There were small single rooms, of course, several of them. There were also low dormitories for body servants and
sporting
auxiliaries. All the rooms for two people had Scottish double beds. Clarissa and I had to labour away in silence making such a bed with sheets she had brought with us. Blankets we should have had to find in drawers and to take on trust, but on such a night they were unnecessary. Aline, when not with Clarissa, always slept in a striped bag, which that night must have been far too hot. Everything,
everywhere
, was far too hot. That contributed too, as it always does. Look at Latin America!

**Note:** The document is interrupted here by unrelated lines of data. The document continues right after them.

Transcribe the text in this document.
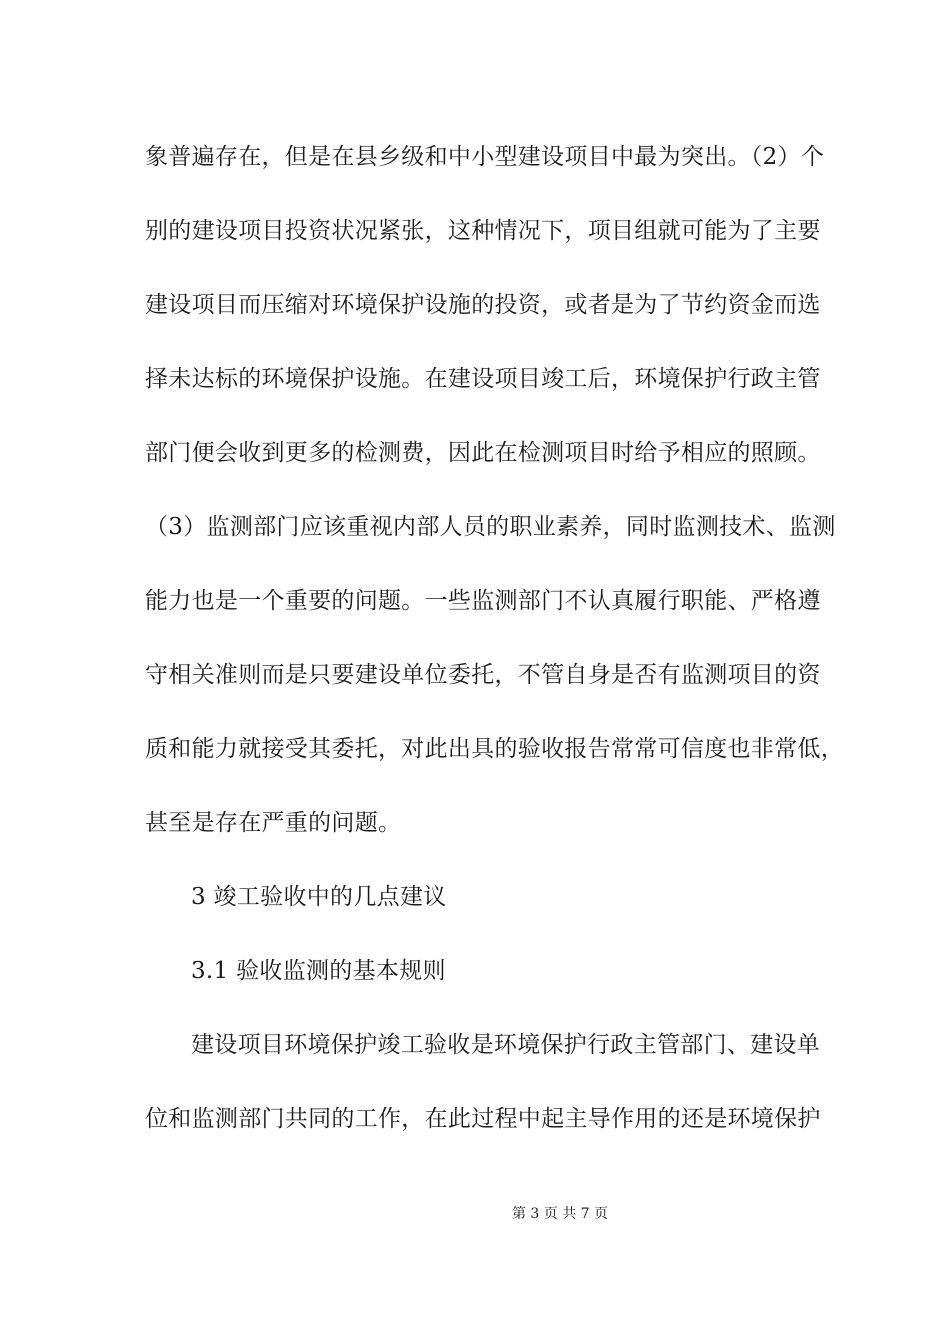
象普遍存在，但是在县乡级和中小型建设项目中最为突出。（2）个
别的建设项目投资状况紧张，这种情况下，项目组就可能为了主要
建设项目而压缩对环境保护设施的投资，或者是为了节约资金而选
择未达标的环境保护设施。在建设项目竣工后，环境保护行政主管
部门便会收到更多的检测费，因此在检测项目时给予相应的照顾。
（3）监测部门应该重视内部人员的职业素养，同时监测技术、监测
能力也是一个重要的问题。一些监测部门不认真履行职能、严格遵
守相关准则而是只要建设单位委托，不管自身是否有监测项目的资
质和能力就接受其委托，对此出具的验收报告常常可信度也非常低，
甚至是存在严重的问题。
3 竣工验收中的几点建议
3.1 验收监测的基本规则
建设项目环境保护竣工验收是环境保护行政主管部门、建设单
位和监测部门共同的工作，在此过程中起主导作用的还是环境保护
第 3 页 共 7 页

I admit that throughout the evening I had failed to respond very affirmatively to Clarissa’s sequence of
suggestions
for livening up the property and also (she claimed) increasing its market value; which, indeed, cannot, as things were and are, be high. I could see for myself how I was leading her first into despondency, then into irritation. I can see that only too well now. I was dismayed by what was happening, but there was so little I could conscientiously offer in the way of encouragement. All I wished to do with Pollaporra was patch up some arrangement to meet my
minimum
obligations as a life tenant, and then, if possible, never set eyes upon the place again. One reason why I was cast down was the difficulty of achieving even a programme as basic as that. I daresay that Clarissa’s wild ideas would
actually
be simpler to accomplish, and conceivably cheaper also in the end. But there is something more than reason that casts me down at Pollaporra. Shall I say that the house brings into consciousness the conflict between my heraditament and my identity? Scotland herself is a land I do well to avoid. Many of us have large areas of danger which others find merely delightful.